Saturday, October 30, 2004

Christian?

Yes! But not the garden variety!
Just a wildflower blooming in the desert.
But what is a Christian?

Someone who:
majors on legal marriage? No.
majors on "right to life"? No.
condemns homosexuality? No.
believes God told someone to start a war? No!
says he's a Christian? No.
requires the Five Fundamentals? No.
requires the Nicene Creed? No.
loves God (utterly) and neighbor as self? Yes.

What does it mean to love God? What about goodness?
What about the essential beneficence of the universe?
Is that enough?

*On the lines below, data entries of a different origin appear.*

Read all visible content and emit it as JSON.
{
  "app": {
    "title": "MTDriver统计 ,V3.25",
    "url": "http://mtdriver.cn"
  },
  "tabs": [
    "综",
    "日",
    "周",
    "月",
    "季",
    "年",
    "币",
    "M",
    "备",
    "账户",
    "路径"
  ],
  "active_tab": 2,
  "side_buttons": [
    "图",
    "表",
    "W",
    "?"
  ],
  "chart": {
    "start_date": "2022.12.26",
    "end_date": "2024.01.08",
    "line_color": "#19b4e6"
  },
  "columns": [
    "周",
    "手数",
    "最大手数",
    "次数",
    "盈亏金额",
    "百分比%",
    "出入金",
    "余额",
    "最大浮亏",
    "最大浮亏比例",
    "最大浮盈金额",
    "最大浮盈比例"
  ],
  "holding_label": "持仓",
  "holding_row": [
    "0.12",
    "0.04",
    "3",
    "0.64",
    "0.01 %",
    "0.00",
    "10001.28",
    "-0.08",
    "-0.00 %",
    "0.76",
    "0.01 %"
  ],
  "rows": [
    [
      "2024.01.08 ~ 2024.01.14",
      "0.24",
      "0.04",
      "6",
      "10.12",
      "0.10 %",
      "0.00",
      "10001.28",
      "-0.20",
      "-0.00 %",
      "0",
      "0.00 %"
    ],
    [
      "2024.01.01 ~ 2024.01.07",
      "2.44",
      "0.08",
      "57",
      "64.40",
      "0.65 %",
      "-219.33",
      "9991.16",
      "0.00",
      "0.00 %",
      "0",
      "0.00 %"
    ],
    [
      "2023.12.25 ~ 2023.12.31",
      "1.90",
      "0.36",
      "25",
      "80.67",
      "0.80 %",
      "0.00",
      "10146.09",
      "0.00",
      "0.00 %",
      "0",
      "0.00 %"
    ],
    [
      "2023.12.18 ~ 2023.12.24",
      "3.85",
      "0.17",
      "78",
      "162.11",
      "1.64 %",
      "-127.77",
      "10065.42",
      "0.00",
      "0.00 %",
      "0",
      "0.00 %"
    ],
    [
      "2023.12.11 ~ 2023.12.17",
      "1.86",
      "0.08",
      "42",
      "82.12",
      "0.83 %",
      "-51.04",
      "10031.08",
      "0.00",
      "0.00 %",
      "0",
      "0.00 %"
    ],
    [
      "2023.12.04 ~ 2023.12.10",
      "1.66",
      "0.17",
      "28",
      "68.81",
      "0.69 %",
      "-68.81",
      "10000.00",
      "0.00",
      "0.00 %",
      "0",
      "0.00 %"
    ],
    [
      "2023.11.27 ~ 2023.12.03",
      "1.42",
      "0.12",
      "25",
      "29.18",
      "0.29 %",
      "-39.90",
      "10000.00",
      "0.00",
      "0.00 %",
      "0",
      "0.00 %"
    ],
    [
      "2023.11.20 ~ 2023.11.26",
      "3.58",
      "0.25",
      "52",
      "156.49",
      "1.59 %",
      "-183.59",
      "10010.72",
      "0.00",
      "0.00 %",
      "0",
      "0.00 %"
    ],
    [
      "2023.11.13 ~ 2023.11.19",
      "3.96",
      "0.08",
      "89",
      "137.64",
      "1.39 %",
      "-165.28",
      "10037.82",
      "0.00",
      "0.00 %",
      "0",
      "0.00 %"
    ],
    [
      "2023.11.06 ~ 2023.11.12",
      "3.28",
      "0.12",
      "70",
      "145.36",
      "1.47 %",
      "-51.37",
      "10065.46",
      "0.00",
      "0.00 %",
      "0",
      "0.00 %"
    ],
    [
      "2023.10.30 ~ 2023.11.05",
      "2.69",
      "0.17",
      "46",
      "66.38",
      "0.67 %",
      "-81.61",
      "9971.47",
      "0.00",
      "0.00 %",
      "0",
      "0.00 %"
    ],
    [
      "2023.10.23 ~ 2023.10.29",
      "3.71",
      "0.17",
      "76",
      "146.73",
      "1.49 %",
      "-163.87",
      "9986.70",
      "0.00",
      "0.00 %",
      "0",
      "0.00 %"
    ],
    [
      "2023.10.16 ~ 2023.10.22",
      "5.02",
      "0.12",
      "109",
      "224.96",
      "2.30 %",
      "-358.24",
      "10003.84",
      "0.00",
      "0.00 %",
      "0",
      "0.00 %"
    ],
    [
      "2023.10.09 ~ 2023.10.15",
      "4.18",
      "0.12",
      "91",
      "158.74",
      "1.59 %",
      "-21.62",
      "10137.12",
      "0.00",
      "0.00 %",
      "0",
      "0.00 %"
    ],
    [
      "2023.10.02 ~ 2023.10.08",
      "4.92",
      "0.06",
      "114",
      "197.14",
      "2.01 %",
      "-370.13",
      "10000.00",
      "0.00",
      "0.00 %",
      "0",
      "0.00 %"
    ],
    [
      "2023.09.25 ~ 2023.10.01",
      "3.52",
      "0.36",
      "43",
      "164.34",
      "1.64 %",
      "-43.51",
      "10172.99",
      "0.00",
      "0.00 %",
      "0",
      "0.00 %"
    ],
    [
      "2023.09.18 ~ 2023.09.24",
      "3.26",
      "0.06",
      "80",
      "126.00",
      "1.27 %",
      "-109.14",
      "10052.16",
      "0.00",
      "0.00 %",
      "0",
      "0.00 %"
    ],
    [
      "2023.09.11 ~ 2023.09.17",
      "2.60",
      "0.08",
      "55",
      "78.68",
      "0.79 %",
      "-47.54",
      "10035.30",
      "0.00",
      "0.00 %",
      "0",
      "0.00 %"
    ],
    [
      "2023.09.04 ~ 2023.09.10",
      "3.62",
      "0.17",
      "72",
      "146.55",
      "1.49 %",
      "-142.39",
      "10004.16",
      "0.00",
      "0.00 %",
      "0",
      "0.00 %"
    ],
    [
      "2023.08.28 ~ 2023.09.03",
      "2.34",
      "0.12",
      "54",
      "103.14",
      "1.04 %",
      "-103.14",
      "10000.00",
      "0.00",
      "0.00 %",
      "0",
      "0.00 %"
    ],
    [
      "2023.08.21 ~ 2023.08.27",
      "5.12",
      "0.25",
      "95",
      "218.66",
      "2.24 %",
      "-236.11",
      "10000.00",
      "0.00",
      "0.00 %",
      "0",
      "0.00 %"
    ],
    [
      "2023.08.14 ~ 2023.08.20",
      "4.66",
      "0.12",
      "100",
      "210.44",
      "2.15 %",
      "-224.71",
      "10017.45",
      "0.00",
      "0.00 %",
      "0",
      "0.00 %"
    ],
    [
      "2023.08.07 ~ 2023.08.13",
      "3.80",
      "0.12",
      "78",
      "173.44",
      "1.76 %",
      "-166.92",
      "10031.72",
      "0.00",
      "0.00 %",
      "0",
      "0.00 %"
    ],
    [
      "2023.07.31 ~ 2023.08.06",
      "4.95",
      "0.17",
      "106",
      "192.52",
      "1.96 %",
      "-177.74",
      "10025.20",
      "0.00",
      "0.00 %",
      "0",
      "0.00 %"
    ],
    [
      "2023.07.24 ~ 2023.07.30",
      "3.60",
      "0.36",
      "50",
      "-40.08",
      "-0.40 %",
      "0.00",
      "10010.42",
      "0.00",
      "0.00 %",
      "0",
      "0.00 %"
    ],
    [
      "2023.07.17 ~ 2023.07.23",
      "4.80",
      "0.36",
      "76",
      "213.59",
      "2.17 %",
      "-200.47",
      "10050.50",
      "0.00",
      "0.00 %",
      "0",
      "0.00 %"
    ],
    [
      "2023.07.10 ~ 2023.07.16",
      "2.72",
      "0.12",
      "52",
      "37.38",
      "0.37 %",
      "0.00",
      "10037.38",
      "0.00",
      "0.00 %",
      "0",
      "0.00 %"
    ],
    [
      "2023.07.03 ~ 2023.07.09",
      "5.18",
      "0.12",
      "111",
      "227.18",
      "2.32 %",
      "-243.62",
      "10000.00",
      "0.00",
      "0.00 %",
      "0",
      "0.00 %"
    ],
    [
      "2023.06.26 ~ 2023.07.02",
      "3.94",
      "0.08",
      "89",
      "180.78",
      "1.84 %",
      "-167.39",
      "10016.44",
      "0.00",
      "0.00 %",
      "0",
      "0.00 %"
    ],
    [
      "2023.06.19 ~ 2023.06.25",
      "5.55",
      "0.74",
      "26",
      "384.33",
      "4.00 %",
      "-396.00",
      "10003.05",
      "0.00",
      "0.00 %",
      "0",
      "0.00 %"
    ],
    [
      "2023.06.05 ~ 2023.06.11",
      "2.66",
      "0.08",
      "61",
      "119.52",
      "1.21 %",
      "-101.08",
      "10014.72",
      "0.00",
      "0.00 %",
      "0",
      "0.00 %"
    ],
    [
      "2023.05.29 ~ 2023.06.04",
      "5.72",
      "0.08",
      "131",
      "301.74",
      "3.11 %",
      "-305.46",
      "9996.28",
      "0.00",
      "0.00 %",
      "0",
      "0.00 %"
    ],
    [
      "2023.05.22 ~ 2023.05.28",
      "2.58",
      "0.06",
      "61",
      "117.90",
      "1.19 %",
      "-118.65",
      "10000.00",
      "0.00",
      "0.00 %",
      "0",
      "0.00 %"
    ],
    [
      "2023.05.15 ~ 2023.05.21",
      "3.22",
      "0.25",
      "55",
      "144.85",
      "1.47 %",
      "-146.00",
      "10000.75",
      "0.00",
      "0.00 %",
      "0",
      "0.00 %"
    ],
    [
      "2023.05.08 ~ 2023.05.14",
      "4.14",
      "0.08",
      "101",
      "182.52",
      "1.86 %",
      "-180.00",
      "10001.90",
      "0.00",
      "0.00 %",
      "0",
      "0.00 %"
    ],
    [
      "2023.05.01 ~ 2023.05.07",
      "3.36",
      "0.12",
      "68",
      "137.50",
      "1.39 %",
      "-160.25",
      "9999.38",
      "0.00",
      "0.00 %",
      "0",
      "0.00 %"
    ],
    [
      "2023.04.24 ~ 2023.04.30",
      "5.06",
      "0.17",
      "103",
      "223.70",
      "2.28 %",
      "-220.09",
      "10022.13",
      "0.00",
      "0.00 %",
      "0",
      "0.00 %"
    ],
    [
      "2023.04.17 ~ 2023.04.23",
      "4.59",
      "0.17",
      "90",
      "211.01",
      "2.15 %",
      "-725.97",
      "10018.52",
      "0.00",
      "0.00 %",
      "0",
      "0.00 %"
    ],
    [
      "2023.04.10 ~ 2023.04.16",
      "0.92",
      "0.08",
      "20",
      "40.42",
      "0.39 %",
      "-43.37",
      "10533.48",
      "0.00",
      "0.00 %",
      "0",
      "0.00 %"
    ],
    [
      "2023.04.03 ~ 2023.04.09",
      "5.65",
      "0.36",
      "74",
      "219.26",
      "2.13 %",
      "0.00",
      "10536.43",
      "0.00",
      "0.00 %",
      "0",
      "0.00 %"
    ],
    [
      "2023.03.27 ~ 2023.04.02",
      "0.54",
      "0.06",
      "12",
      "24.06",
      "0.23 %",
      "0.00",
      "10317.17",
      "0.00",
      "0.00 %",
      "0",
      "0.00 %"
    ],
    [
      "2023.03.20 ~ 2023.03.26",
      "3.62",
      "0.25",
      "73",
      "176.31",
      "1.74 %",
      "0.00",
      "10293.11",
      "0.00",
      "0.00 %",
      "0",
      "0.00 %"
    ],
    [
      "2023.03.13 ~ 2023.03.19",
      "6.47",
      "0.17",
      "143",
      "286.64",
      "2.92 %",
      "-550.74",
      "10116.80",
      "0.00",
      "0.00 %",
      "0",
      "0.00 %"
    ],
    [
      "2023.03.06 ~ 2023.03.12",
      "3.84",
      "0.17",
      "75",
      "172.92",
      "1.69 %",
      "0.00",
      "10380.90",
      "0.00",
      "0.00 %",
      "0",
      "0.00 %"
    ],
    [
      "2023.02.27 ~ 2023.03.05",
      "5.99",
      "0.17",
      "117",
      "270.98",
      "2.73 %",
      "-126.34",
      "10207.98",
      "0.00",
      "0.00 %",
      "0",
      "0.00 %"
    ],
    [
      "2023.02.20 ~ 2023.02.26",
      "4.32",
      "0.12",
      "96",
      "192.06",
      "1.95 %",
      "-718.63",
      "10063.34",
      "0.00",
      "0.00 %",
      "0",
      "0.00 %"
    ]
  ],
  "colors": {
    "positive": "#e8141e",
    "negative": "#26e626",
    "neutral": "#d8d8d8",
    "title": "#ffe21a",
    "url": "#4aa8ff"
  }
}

Yes.

(The word 'God' is undefined; it's meanings are various.
It may be my ultimate concern,
what means most to me.
My daughter may be my God; or my motorcycle,
or whatever I care about,
whatever comes first in my life.
But of course that isn't the kind of God Jesus was talking about.)

Neighbor? That includes all humankind. But can I do it? Depends on how I love myself.
I can only do either of the others to the extent that I love myself.

Who is Jesus?
Is he divine? Maybe.
Was he born of a virgin? Maybe.
Died for our sins? Maybe.
What about living to save us?
(Could I live and/or die for someone else? I can try!)

He is the one who told us God is Our Loving Heavenly Father (he would also have been cool with Mother, if you're a woman's libber.)

Is he Buddha's brother? Yes.
Is he your brother? Yes.

("Beloved even now are you sons of God, and it does not yet appear what we shall be.")
(Note that 'sons' is a generic term!)

Conclusion: Christianity does not belong only to the stiff necked crowd who look down their nose at us because we're not like them.
Are they Christians? or just tribalists.
We can love them, and maybe God will heal them.

What is love? The subject for another post!





1 comment:

Marjorie said...

I can't help but wonder why you wrote: My daughter might be my God, perhaps merely to be hypothetical?

I think that portion of your post was very interesting because as I was reading it, I could only think that you were speaking of idols, though you didn't say it. I just noticed it, I didn't judge it. I do recall in my Bible study the discussion that anything can become an idol -- money, our children, the church, ourselves. It seems easy to identify the idols of others (or what we assume are their idols, we may be very wrong) but harder to see our own idols.

I like the open-minded way you discuss being a Christian, it seems many keep trying to narrow the definition.